You are a knowledgeable assistant. Answer the question based solely on the provided context.
- If the context contains the answer, respond directly to the reader using 'you' to make it personal.
- If the answer includes code, provide an explanation of the code following the code block.
- If the information is not available in the context, respond with 'The information is not available in the provided context.'

Context:
{context}

Question:
{question}

Answer:
""".strip()

# Fill the template
prompt = prompt_template.format(context=context_str, question=question)

# Call Watsonx LLM
response = llm(prompt)

# Display the result
from IPython.display import Markdown, display

display(Markdown(f"**Q:** {question}\n\n**A:** {response}"))

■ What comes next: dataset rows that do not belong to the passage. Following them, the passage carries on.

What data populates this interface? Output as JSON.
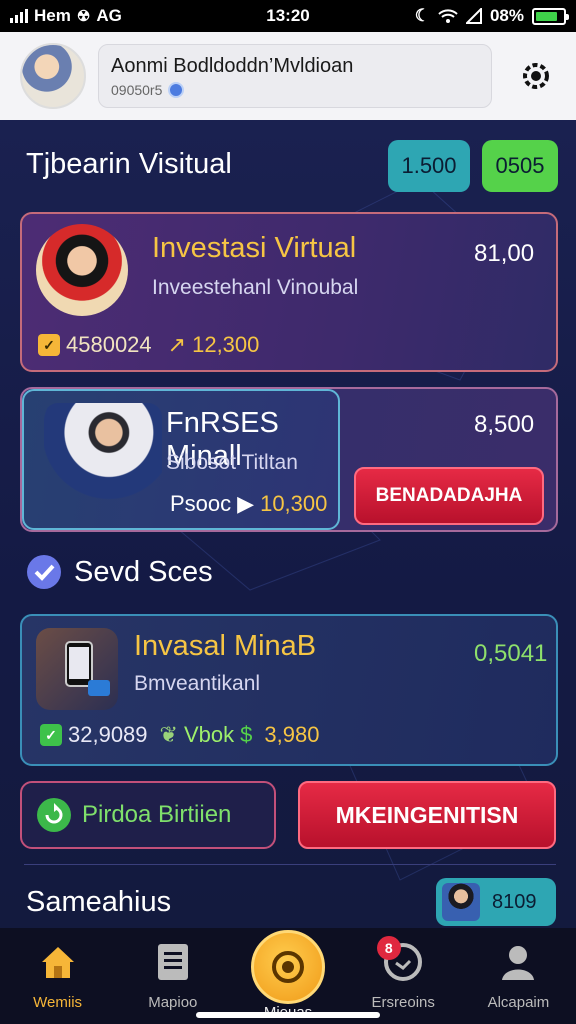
{
  "status_bar": {
    "carrier": "Hem",
    "network_label": "AG",
    "time": "13:20",
    "battery_text": "08%",
    "battery_level": 0.8
  },
  "header": {
    "title": "Aonmi Bodldoddn’Mvldioan",
    "subtitle": "09050r5"
  },
  "section_main": {
    "title": "Tjbearin Visitual",
    "pill_left": "1.500",
    "pill_right": "0505"
  },
  "card1": {
    "title": "Investasi Virtual",
    "subtitle": "Inveestehanl Vinoubal",
    "value": "81,00",
    "meta_left": "4580024",
    "meta_right": "12,300"
  },
  "card2": {
    "title": "FnRSES Minall",
    "subtitle": "Sibosot Titltan",
    "value": "8,500",
    "meta_left": "Psooc",
    "meta_right": "10,300",
    "action_label": "BENADADAJHA"
  },
  "section_saved": {
    "title": "Sevd Sces"
  },
  "card3": {
    "title": "Invasal MinaB",
    "subtitle": "Bmveantikanl",
    "value": "0,5041",
    "meta_left": "32,9089",
    "meta_mid": "Vbok",
    "meta_right": "3,980"
  },
  "actions": {
    "left_label": "Pirdoa Birtiien",
    "right_label": "MKEINGENITISN"
  },
  "section_bottom": {
    "title": "Sameahius",
    "chip_value": "8109"
  },
  "nav": {
    "items": [
      {
        "label": "Wemiis",
        "icon": "home-icon"
      },
      {
        "label": "Mapioo",
        "icon": "document-icon"
      },
      {
        "label": "Mieuas",
        "icon": "camera-icon"
      },
      {
        "label": "Ersreoins",
        "icon": "clock-icon"
      },
      {
        "label": "Alcapaim",
        "icon": "profile-icon"
      }
    ],
    "badge_count": "8"
  },
  "colors": {
    "accent_gold": "#f6b638",
    "accent_red": "#e62a45",
    "accent_green": "#55d24a",
    "accent_teal": "#2ea6b3"
  }
}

**Q:** How to build a linear regression model using IDAX?

**A:** 
To build a linear regression model using IDAX, you can use the `LINEAR_REGRESSION` stored procedure (SP). Here is an example of how to call this SP:

```sql
CALL IDAX.LINEAR_REGRESSION('model=GOSALES.GOSALES_LINREG, intable=GOSALES.GOSALES_TRAIN, id=ID, target=PURCHASE_AMOUNT,incolumn=AGE;GENDER;MARITAL_STATUS;PROFESSION, intercept=true');
```

### Explanation:
- `model=GOSALES.GOSALES_LINREG`: Specifies the name and schema for the model.
- `intable=GOSALES.GOSALES_TRAIN`: Specifies the input table containing the training data.
- `id=ID`: Specifies the unique identifier column in the training data.
- `target=PURCHASE_AMOUNT`: Specifies the target column to predict.
- `incolumn=AGE;GENDER;MARITAL_STATUS;PROFESSION`: Specifies the input feature columns.
- `intercept=true`: Indicates that the model should include an intercept term.

After the training completes, the new model, `GOSALES_LINREG`, will be added to Db2’s model catalog. You can list the existing models in the catalog using:

```sql
CALL IDAX.LIST_MODELS('format=short, all=true');
```

Additionally, the learned values of the intercept and coefficients will be saved in a metadata table named `GOSALES_LINREG_MODEL`. You can display these values using:

```sql
SELECT VAR_NAME, LEVEL_NAME, VALUE FROM GOSALES.GOSALES_LINREG_MODEL;
```

This will show the learned parameters of your linear regression model.